I think in the next ten years, there will be more young collectors. Although there exist tens of thousands of galleries, and these young collectors might have never heard of the artists, once they look at the artwork, resonate with it, it will later become their first collection, a real piece of art that truly belongs to them. Whenever they look at the artworks on the wall of their home, they are cheerful every time. Not after long, these young collectors will be introduced to the world of real collections. And as for your hotel art fair, ONE ART Taipei 2021, has no barriers. You can walk in without being recognized, and you wouldn’t feel awkward or alienated. The person standing by you could be a well-known collector but you might not even know his name. It’s a place for everyone. The trendy objects young people love nowadays are already incorporated with art. It’s easier for the young generation to understand what art is. 

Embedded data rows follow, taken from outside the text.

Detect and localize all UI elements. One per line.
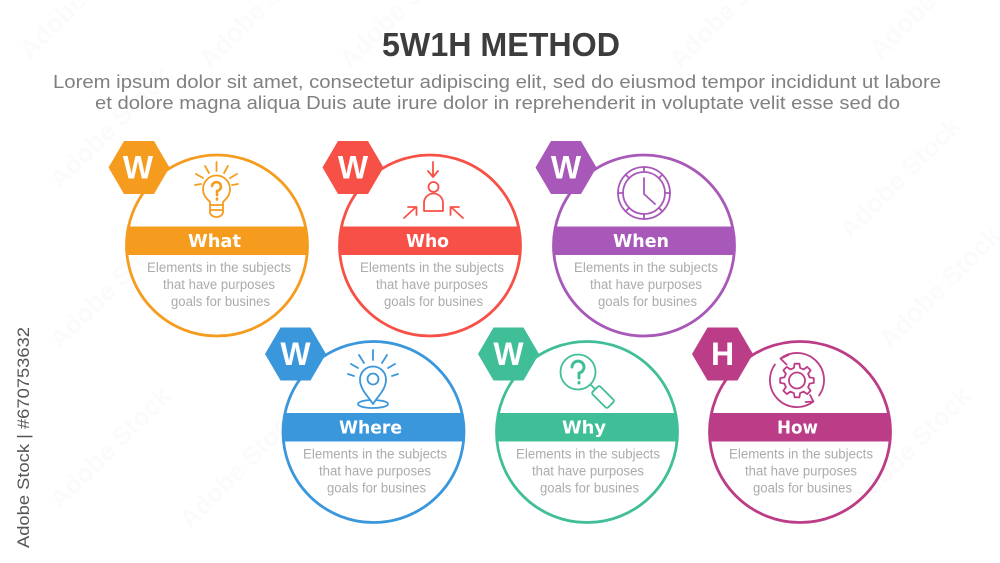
text: Adobe Stock: [43, 220, 177, 354]
description: When: Elements in the subjects: [574, 260, 718, 275]
band: When: [547, 226, 741, 255]
description: When: that have purposes: [590, 277, 702, 292]
band: Why: [490, 413, 684, 442]
text: Adobe Stock: [43, 60, 177, 194]
description: Where: Elements in the subjects: [303, 446, 447, 462]
stock credit: Adobe Stock | #670753632: [14, 327, 33, 548]
hexagon badge: Why: W: [493, 336, 524, 372]
description: Who: [360, 260, 504, 309]
band label: How: How: [777, 418, 818, 438]
description: Why: goals for busines: [540, 480, 639, 496]
description: How: [729, 446, 873, 496]
title: 5W1H METHOD: [382, 26, 620, 63]
description: How: goals for busines: [753, 480, 852, 496]
panel: Where: [265, 328, 471, 522]
panel: How: [692, 328, 897, 522]
subtitle text: Lorem ipsum dolor sit amet, consectetur adipiscing elit, sed do eiusmod tempor incididunt ut labore: [53, 72, 941, 92]
panel: What: [108, 141, 314, 336]
panel: Who: [322, 141, 527, 336]
description: When: [574, 260, 718, 309]
icon: clock: [618, 167, 670, 219]
icon: location pin: [348, 350, 398, 408]
description: Where: goals for busines: [327, 480, 426, 496]
hexagon badge: Who: [322, 141, 384, 194]
hexagon badge: What: [108, 141, 170, 194]
band: Who: [333, 226, 527, 255]
description: What: Elements in the subjects: [147, 260, 291, 275]
icon: gear with cycle arrows: [770, 353, 824, 407]
band label: Where: Where: [339, 418, 402, 438]
text: Adobe Stock: [833, 110, 967, 244]
icon: magnifier with question mark: [560, 354, 615, 409]
subtitle text: et dolore magna aliqua Duis aute irure dolor in reprehenderit in voluptate velit esse sed do: [95, 93, 900, 113]
hexagon badge: What: W: [123, 150, 154, 186]
description: What: goals for busines: [171, 294, 270, 309]
band label: When: When: [613, 231, 669, 252]
band: What: [120, 226, 314, 255]
panel: When: [536, 141, 741, 336]
text: Adobe Stock: [843, 380, 977, 514]
text: Adobe Stock: [173, 400, 307, 534]
band label: Who: Who: [406, 231, 449, 252]
description: Why: that have purposes: [532, 464, 644, 478]
hexagon badge: How: H: [711, 336, 734, 372]
band: How: [703, 413, 897, 442]
description: How: Elements in the subjects: [729, 446, 873, 462]
hexagon badge: How: [692, 328, 753, 380]
description: How: that have purposes: [745, 464, 857, 478]
band label: Why: Why: [562, 418, 606, 438]
description: What: that have purposes: [163, 277, 275, 292]
subtitle text: [53, 72, 941, 113]
panel: Why: [478, 328, 684, 522]
band label: What: What: [188, 231, 241, 252]
description: When: goals for busines: [598, 294, 697, 309]
description: Who: goals for busines: [384, 294, 483, 309]
hexagon badge: Why: [478, 328, 539, 380]
band: Where: [276, 413, 471, 442]
icon: person with arrows: [404, 162, 463, 218]
description: Why: [516, 446, 660, 496]
text: Adobe Stock: [43, 380, 177, 514]
hexagon badge: Who: W: [338, 150, 369, 186]
description: Where: [303, 446, 447, 496]
description: Where: that have purposes: [319, 464, 431, 478]
icon: light bulb with question mark: [195, 162, 238, 217]
description: Why: Elements in the subjects: [516, 446, 660, 462]
description: Who: Elements in the subjects: [360, 260, 504, 275]
hexagon badge: When: [536, 141, 596, 194]
description: What: [147, 260, 291, 309]
hexagon badge: Where: W: [280, 336, 311, 372]
description: Who: that have purposes: [376, 277, 488, 292]
hexagon badge: Where: [265, 328, 326, 380]
hexagon badge: When: W: [551, 150, 582, 186]
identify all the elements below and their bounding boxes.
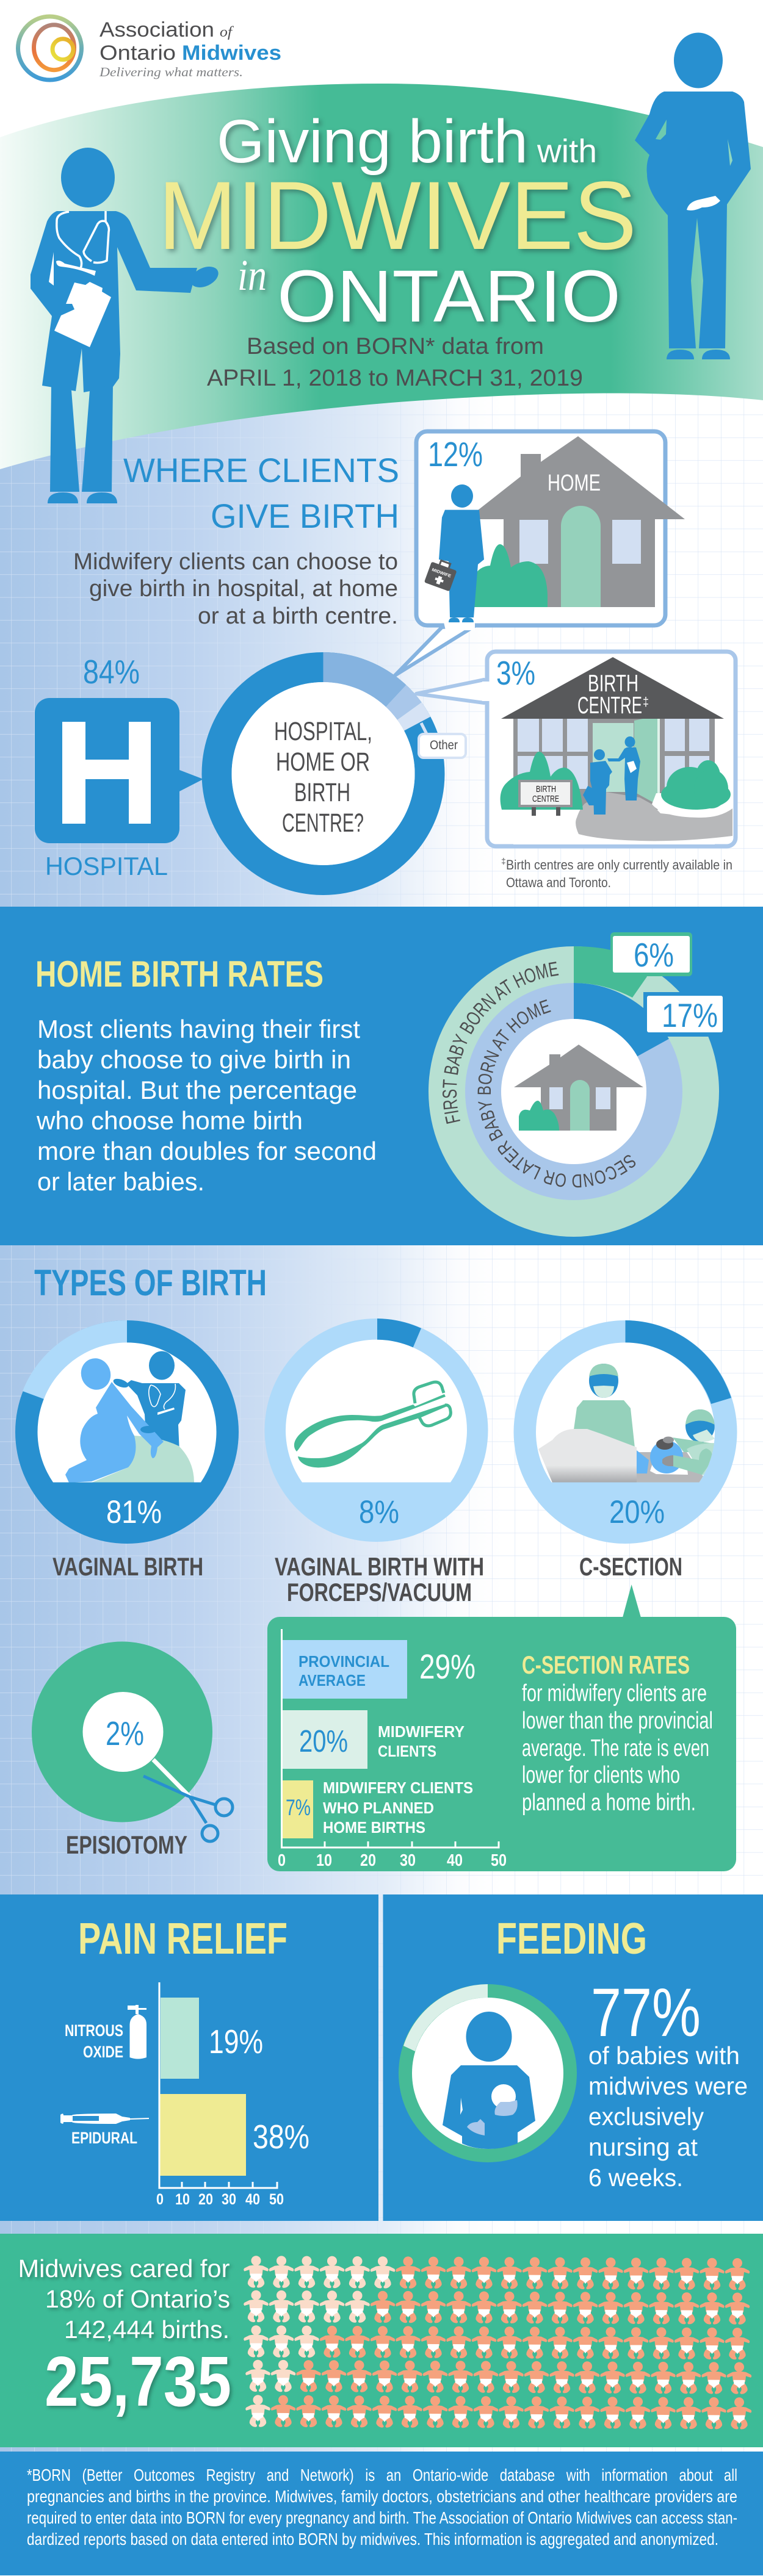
axis labels: 0 — [156, 2191, 164, 2208]
intro text: Midwifery clients can choose to — [73, 549, 398, 575]
hospital tile — [35, 698, 203, 843]
panel: births statistic — [0, 2234, 763, 2447]
feeding text: exclusively — [588, 2103, 704, 2131]
heading: GIVE BIRTH — [211, 497, 399, 535]
label: epidural: EPIDURAL — [71, 2129, 137, 2147]
donut: forceps/vacuum 8% — [265, 1319, 488, 1542]
icon: midwife with bag — [424, 484, 484, 622]
hero background: green wave — [0, 84, 763, 469]
footnote: Ottawa and Toronto. — [506, 875, 611, 890]
logo wordmark: Delivering what matters. — [99, 65, 243, 79]
donut centre question: HOSPITAL, — [274, 717, 372, 746]
heading: HOME BIRTH RATES — [35, 954, 324, 995]
12% stat: 12% — [428, 435, 483, 474]
value: 20%: 20% — [299, 1724, 348, 1758]
feeding text: midwives were — [588, 2072, 748, 2100]
callout: birth centre 3% — [416, 652, 736, 846]
axis labels: 20 — [198, 2191, 213, 2208]
icon: surgical scene — [538, 1364, 717, 1483]
date range: Based on BORN* data from — [247, 334, 544, 359]
value: 19%: 19% — [209, 2023, 263, 2060]
axis labels — [156, 2191, 284, 2208]
icon: house — [466, 436, 685, 607]
axis labels: 0 — [278, 1851, 286, 1869]
intro text: or at a birth centre. — [198, 603, 398, 629]
c-section text — [522, 1650, 713, 1816]
title lines: with — [537, 133, 597, 170]
axis labels: 50 — [491, 1851, 507, 1869]
label: nitrous oxide — [65, 2021, 123, 2061]
label: episiotomy: EPISIOTOMY — [66, 1830, 187, 1859]
icon: client and midwife at door — [583, 736, 640, 815]
axis labels: 50 — [269, 2191, 284, 2208]
label: forceps/vacuum: VAGINAL BIRTH WITH — [275, 1552, 484, 1581]
panel: BORN footnote — [0, 2452, 763, 2575]
label: forceps/vacuum: FORCEPS/VACUUM — [287, 1578, 472, 1606]
2% stat: 2% — [106, 1714, 144, 1752]
body text: hospital. But the percentage — [37, 1076, 357, 1104]
body text: Most clients having their first — [37, 1015, 360, 1043]
axis labels: 10 — [175, 2191, 190, 2208]
bar label: planned home births — [323, 1779, 473, 1837]
value: 29%: 29% — [419, 1647, 476, 1686]
heading — [123, 451, 399, 535]
panel: pain relief — [0, 1894, 378, 2221]
feeding text: 6 weeks. — [588, 2164, 683, 2192]
bar label: midwifery clients: MIDWIFERY — [378, 1722, 465, 1741]
axis labels: 40 — [447, 1851, 463, 1869]
label: nitrous oxide: NITROUS — [65, 2021, 123, 2040]
bar chart: c-section rates — [278, 1629, 507, 1869]
icon: forceps — [294, 1382, 450, 1467]
axis labels: 20 — [360, 1851, 376, 1869]
title — [158, 107, 637, 391]
logo wordmark: of — [220, 24, 234, 40]
panel: c-section rates — [267, 1585, 736, 1871]
panel: types of birth — [15, 1262, 737, 1871]
label: c-section: C-SECTION — [579, 1552, 682, 1581]
c-section text: planned a home birth. — [522, 1790, 696, 1816]
statistic text: Midwives cared for — [18, 2254, 230, 2283]
stat: 17% later babies: 17% — [662, 996, 718, 1034]
title lines: Giving birth — [217, 107, 528, 176]
body text: baby choose to give birth in — [37, 1045, 351, 1074]
axis labels — [278, 1851, 507, 1869]
statistic text: 18% of Ontario’s — [45, 2285, 230, 2313]
bar label: planned home births: MIDWIFERY CLIENTS — [323, 1779, 473, 1797]
hospital label: HOSPITAL — [45, 852, 168, 880]
sign text — [532, 784, 559, 804]
icon: house: HOME — [548, 470, 601, 496]
footnote: Birth centres are only currently available in — [506, 857, 732, 872]
donut centre question: HOME OR — [276, 747, 370, 777]
panel: home birth rates — [0, 907, 763, 1245]
donut: episiotomy 2% — [32, 1641, 233, 1841]
intro text: give birth in hospital, at home — [89, 576, 398, 602]
panel: where clients give birth — [35, 431, 736, 890]
callout: home 12% — [395, 431, 685, 675]
20% stat: 20% — [609, 1494, 665, 1530]
building roof label: BIRTH — [588, 671, 638, 697]
3% stat: 3% — [496, 654, 535, 692]
footnote text — [27, 2466, 737, 2549]
bar label: midwifery clients — [378, 1722, 465, 1760]
axis labels: 10 — [316, 1851, 332, 1869]
building roof label: CENTRE — [577, 693, 642, 719]
81% stat: 81% — [106, 1494, 162, 1530]
heading: WHERE CLIENTS — [123, 451, 399, 489]
icon: gas tank — [128, 2005, 146, 2059]
logo wordmark: Midwives — [182, 41, 281, 65]
logo wordmark: Ontario — [99, 41, 176, 65]
feeding text: nursing at — [588, 2133, 698, 2161]
8% stat: 8% — [359, 1494, 399, 1530]
bar chart: pain relief — [156, 1982, 309, 2208]
label: forceps/vacuum — [275, 1552, 484, 1606]
bar label: midwifery clients: CLIENTS — [378, 1742, 436, 1760]
stat: 77%: 77% — [591, 1974, 701, 2051]
title lines: ONTARIO — [277, 254, 621, 337]
body text — [36, 1015, 377, 1196]
icon: birth centre building — [501, 657, 732, 844]
sign text: CENTRE — [532, 794, 559, 804]
other callout — [419, 723, 466, 758]
donut: vaginal birth 81% — [15, 1320, 239, 1544]
title lines: in — [237, 251, 267, 300]
icon: pregnant client — [635, 33, 751, 359]
bar label: provincial — [298, 1652, 389, 1689]
icon: small house — [514, 1045, 643, 1131]
title lines: MIDWIVES — [158, 161, 637, 270]
building roof label — [577, 671, 649, 719]
statistic text: 142,444 births. — [64, 2315, 230, 2344]
feeding text: of babies with — [588, 2042, 740, 2070]
sign text: BIRTH — [536, 784, 556, 794]
icon: scissors — [143, 1760, 233, 1841]
statistic text — [18, 2254, 231, 2421]
body text: who choose home birth — [36, 1106, 303, 1135]
label: nitrous oxide: OXIDE — [83, 2043, 123, 2061]
body text: more than doubles for second — [37, 1137, 377, 1165]
donut centre question: CENTRE? — [282, 808, 364, 838]
bar label: planned home births: WHO PLANNED — [323, 1799, 434, 1817]
footnote: ‡ — [501, 856, 506, 866]
stat: hospital 84%: 84% — [83, 653, 140, 691]
icon: syringe — [60, 2114, 149, 2124]
intro text — [73, 549, 398, 629]
axis labels: 30 — [400, 1851, 416, 1869]
donut chart: place of birth — [217, 667, 430, 880]
c-section text: C-SECTION RATES — [522, 1650, 690, 1679]
other callout: Other — [430, 738, 458, 752]
panel: feeding — [383, 1894, 763, 2221]
icon: mother and midwife — [65, 1351, 194, 1483]
date range — [207, 334, 583, 391]
heading: FEEDING — [496, 1915, 647, 1963]
pictogram: babies — [244, 2256, 751, 2430]
stat: 6% first baby: 6% — [634, 936, 674, 974]
donut: 77% nursing with mother icon — [399, 1984, 577, 2162]
logo rings — [18, 16, 82, 80]
body text: or later babies. — [37, 1167, 204, 1196]
logo: Association of Ontario Midwives — [18, 16, 281, 80]
icon: midwife with bag: MIDWIFE — [431, 568, 452, 579]
title lines — [158, 107, 637, 337]
donut: c-section 20% — [514, 1320, 737, 1544]
icon: midwife with stethoscope and clipboard — [31, 148, 222, 503]
stat: 6% first baby — [610, 932, 692, 976]
donut centre question — [274, 717, 372, 838]
statistic text: 25,735 — [45, 2342, 231, 2421]
logo wordmark — [99, 18, 281, 79]
value: 38%: 38% — [253, 2118, 309, 2156]
bar label: planned home births: HOME BIRTHS — [323, 1818, 425, 1837]
footnote — [501, 856, 732, 890]
axis labels: 30 — [222, 2191, 236, 2208]
curved label: second or later: SECOND OR LATER BABY BORN AT HOME — [477, 999, 636, 1187]
label: vaginal birth: VAGINAL BIRTH — [52, 1552, 203, 1581]
heading: TYPES OF BIRTH — [34, 1262, 267, 1303]
logo wordmark: Association — [99, 18, 214, 41]
value: 7%: 7% — [286, 1795, 311, 1820]
date range: APRIL 1, 2018 to MARCH 31, 2019 — [207, 365, 583, 391]
heading: PAIN RELIEF — [78, 1915, 287, 1963]
curved label: first baby: FIRST BABY BORN AT HOME — [442, 962, 559, 1124]
bar label: provincial: AVERAGE — [298, 1671, 366, 1689]
building roof label: ‡ — [643, 696, 649, 709]
concentric donut chart — [429, 932, 723, 1237]
feeding text — [588, 2042, 748, 2192]
bar label: provincial: PROVINCIAL — [298, 1652, 389, 1671]
c-section text: lower for clients who — [522, 1762, 680, 1788]
donut centre question: BIRTH — [294, 778, 350, 807]
axis labels: 40 — [245, 2191, 260, 2208]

Therefore, I feel that “URBART” will gain more recognition in the next ten years. I 

can’t guarantee all the “URBART” artists can make their fame. But some artworks are definitely worth collecting. I hope that “URBART” can lead the young generation to a world of deeper appreciation. It would be excellent to build a bridge between “URBART’ and real art.

◆ Your (recent) favorite artist/artwork?

I really like Hajime Sorayama. How amazingly he paints the iron and the silicon! If you have the chance to look through his works, you have to pay attention to the face and moves of each girl and you’ll find that none of them are identical. Each girl has a different look. The only thing in common is the mole on their faces. So I would say he is one of my favorite artists. Another favorite artist of mine is Mark Ryden. In terms of the “Lowbrow” and “Pop Surrealist art movement,” I consider him as the king in this genre. Regardless of cost, his art shows his extraordinary painting techniques. However, the amount of his artworks is surprisingly low. He and his wife, Marion Peck, both have very low-volume production. That’s why even the reproductions of his paintings worth tens of thousands of US dollars nowadays. The artists with reproduction worthy of this much, and who are still alive are nearly none, and Mark Ryden is definitely one of them.